No comparto la reflexión de Gustavo: “La reputación de los zoológicos está en declive, pero siempre tendremos los documentales de animales para ver cómo son en la libertad de su vida no domesticada. Algo parecido pasa con los reality y el animal más fascinante de todos, el homo sapiens. Curiosear en sus vidas, relojear teléfonos en el subte, escuchar conversaciones ajenas, mirar Gran Hermano, son todas actividades honrosas y denotan inteligencia. Hay que perder la vergüenza y entregarse sanamente a ellas.”
¿Espiar, acechar, husmear, merodear, fisgonear, sentir atracción por lo prohibido o turbio o por la privacidad de otros? ¿Son actividades honrosas? ¿Aún cuando esa privacidad sea consensuadamente expuesta en los medios?
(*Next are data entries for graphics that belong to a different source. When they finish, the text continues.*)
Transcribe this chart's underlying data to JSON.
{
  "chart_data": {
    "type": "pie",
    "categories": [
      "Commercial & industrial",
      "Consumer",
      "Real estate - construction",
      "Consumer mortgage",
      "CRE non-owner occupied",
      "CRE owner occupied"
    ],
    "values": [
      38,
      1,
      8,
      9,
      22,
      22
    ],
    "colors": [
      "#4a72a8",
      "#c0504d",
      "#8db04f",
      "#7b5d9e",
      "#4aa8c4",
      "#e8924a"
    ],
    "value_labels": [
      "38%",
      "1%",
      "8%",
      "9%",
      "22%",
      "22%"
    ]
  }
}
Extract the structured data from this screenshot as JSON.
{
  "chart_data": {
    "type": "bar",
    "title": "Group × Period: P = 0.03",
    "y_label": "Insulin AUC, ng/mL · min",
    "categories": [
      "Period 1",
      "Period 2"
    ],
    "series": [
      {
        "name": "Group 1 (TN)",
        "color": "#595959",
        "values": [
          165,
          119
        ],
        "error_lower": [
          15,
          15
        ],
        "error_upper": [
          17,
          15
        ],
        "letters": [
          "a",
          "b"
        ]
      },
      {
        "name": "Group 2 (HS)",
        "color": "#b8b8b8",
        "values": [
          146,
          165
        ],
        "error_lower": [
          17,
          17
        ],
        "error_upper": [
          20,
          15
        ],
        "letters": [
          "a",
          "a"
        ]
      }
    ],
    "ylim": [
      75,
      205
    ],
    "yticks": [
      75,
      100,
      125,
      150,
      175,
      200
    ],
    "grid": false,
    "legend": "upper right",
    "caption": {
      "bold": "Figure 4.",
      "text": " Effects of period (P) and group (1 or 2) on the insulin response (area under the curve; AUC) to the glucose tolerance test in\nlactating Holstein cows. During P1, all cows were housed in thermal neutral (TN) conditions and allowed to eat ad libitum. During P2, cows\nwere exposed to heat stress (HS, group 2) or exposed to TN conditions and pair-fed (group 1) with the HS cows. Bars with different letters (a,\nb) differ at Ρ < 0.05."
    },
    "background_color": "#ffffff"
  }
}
“¿Qué es lo privado en nuestros días? Una de las involuntarias consecuencias de la revolución informática es haber volatilizado las fronteras que lo separaban de lo público y haber confundido a ambos en un happening en el que todos somos a la vez espectadores y actores, en el que recíprocamente nos lucimos exhibiendo nuestra vida privada y nos divertimos observando la ajena en un strip tease generalizado en el que nada ha quedado ya a salvo de la morbosa curiosidad de un público depravado por la necedad.” (Mario Vargas Llosa, El País, 16-01-2011)
Pero no voy a criticar a los que piensan distinto, sólo digo que no termino de entenderlos.
Saludos.
Descnozco por completo el mundo de los realities pero celebro y agradezco haber podido aprender algo. Cordiales saludos y un abrazo a Gustavo.